On the other hand, if certain employees do not have electronic access as an integral part of their job, they may provide the employer with an email address to provide notices, and the employee must affirmatively give consent to electronic notices before the documents are provided. The email must explain what documents will be provided electronically, that their consent can be withdrawn at any time, procedures for withdrawing consent and changing the email address, the right to request a paper copy of the document and if there is an applicable fee, and what hardware or software will be needed.
Further, the second group of employees (those without electronic access as an integral part of their jobs) have to give their consent for the employer to distribute the plan notices to them electronically.

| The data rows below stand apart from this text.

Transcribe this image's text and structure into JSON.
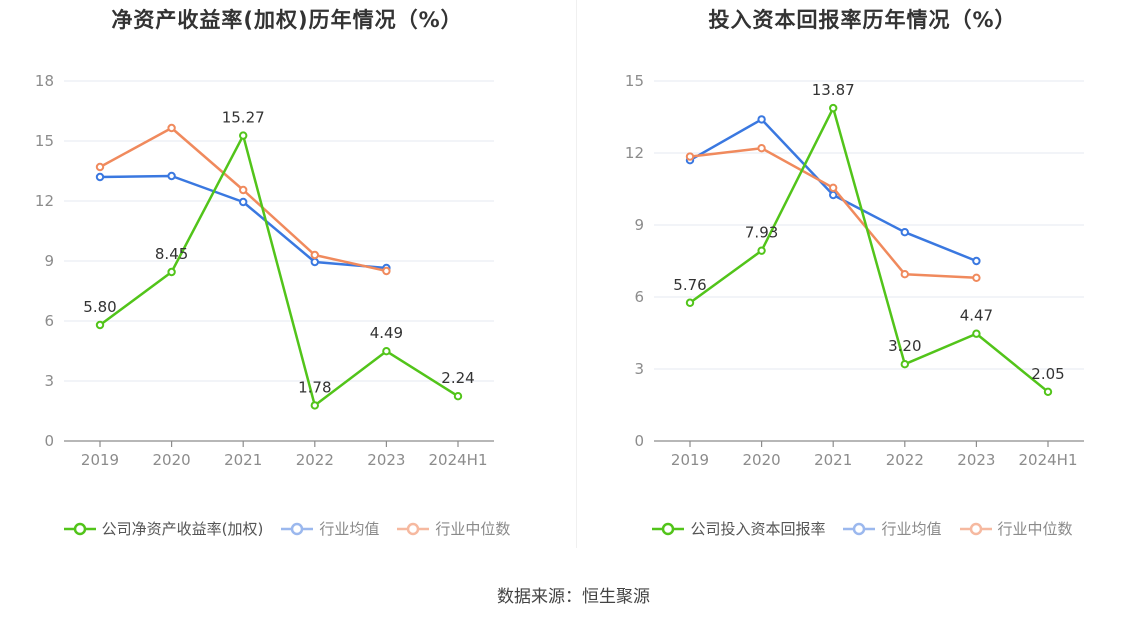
{
  "source_label": "数据来源：恒生聚源",
  "chart_data": [
    {
      "type": "line",
      "title": "净资产收益率(加权)历年情况（%）",
      "categories": [
        "2019",
        "2020",
        "2021",
        "2022",
        "2023",
        "2024H1"
      ],
      "ylim": [
        0,
        18
      ],
      "yticks": [
        0,
        3,
        6,
        9,
        12,
        15,
        18
      ],
      "grid": true,
      "legend_position": "bottom",
      "series": [
        {
          "name": "公司净资产收益率(加权)",
          "color": "#52c41a",
          "values": [
            5.8,
            8.45,
            15.27,
            1.78,
            4.49,
            2.24
          ],
          "labels": [
            "5.80",
            "8.45",
            "15.27",
            "1.78",
            "4.49",
            "2.24"
          ]
        },
        {
          "name": "行业均值",
          "color": "#3a78e0",
          "values": [
            13.2,
            13.25,
            11.95,
            8.95,
            8.65,
            null
          ]
        },
        {
          "name": "行业中位数",
          "color": "#f08a5d",
          "values": [
            13.7,
            15.65,
            12.55,
            9.3,
            8.5,
            null
          ]
        }
      ]
    },
    {
      "type": "line",
      "title": "投入资本回报率历年情况（%）",
      "categories": [
        "2019",
        "2020",
        "2021",
        "2022",
        "2023",
        "2024H1"
      ],
      "ylim": [
        0,
        15
      ],
      "yticks": [
        0,
        3,
        6,
        9,
        12,
        15
      ],
      "grid": true,
      "legend_position": "bottom",
      "series": [
        {
          "name": "公司投入资本回报率",
          "color": "#52c41a",
          "values": [
            5.76,
            7.93,
            13.87,
            3.2,
            4.47,
            2.05
          ],
          "labels": [
            "5.76",
            "7.93",
            "13.87",
            "3.20",
            "4.47",
            "2.05"
          ]
        },
        {
          "name": "行业均值",
          "color": "#3a78e0",
          "values": [
            11.7,
            13.4,
            10.25,
            8.7,
            7.5,
            null
          ]
        },
        {
          "name": "行业中位数",
          "color": "#f08a5d",
          "values": [
            11.85,
            12.2,
            10.55,
            6.95,
            6.8,
            null
          ]
        }
      ]
    }
  ]
}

If certain employees do not give their consent, then the employer should distribute a hard copy to them through the mail or in person (as long as precautions are taken to ensure that the employer can prove that the employee received it).
Therefore, employers who want to post documents on their benefits administration portal or intranet must meet the requirements of the DOL’s electronic disclosure safe harbor.

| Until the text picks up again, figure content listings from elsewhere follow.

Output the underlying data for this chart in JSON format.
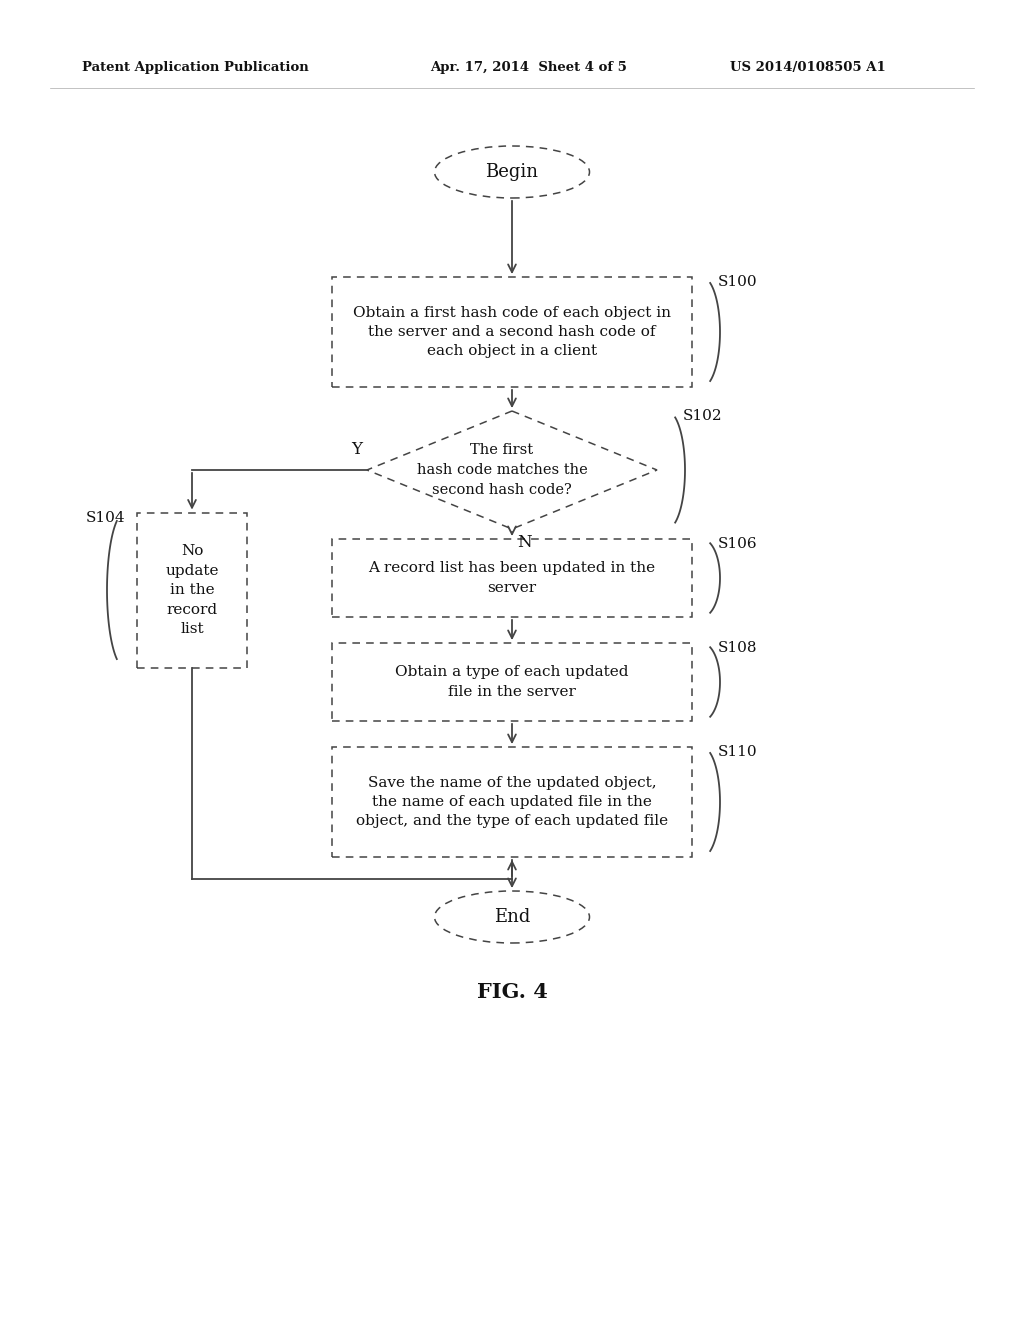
{
  "header_left": "Patent Application Publication",
  "header_mid": "Apr. 17, 2014  Sheet 4 of 5",
  "header_right": "US 2014/0108505 A1",
  "fig_label": "FIG. 4",
  "background_color": "#ffffff",
  "line_color": "#444444",
  "text_color": "#111111",
  "begin_text": "Begin",
  "end_text": "End",
  "s100_text": "Obtain a first hash code of each object in\nthe server and a second hash code of\neach object in a client",
  "s100_label": "S100",
  "s102_text": "The first\nhash code matches the\nsecond hash code?",
  "s102_label": "S102",
  "s104_text": "No\nupdate\nin the\nrecord\nlist",
  "s104_label": "S104",
  "s106_text": "A record list has been updated in the\nserver",
  "s106_label": "S106",
  "s108_text": "Obtain a type of each updated\nfile in the server",
  "s108_label": "S108",
  "s110_text": "Save the name of the updated object,\nthe name of each updated file in the\nobject, and the type of each updated file",
  "s110_label": "S110",
  "y_label": "Y",
  "n_label": "N"
}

Keep in mind, though, that the employer should also consider the nature and distribution requirements of the documents that they are seeking to electronically distribute. For example, the COBRA initial/general notice is unique, in that it must be distributed to enrolled employees and their spouse. So it may be difficult to ensure actual receipt by the employee’s spouse by placing the notice on a benefit administration portal or on the intranet. Instead, best practice would be to mail the notice to the address on file with the envelope and notice addressed to both the employee and spouse.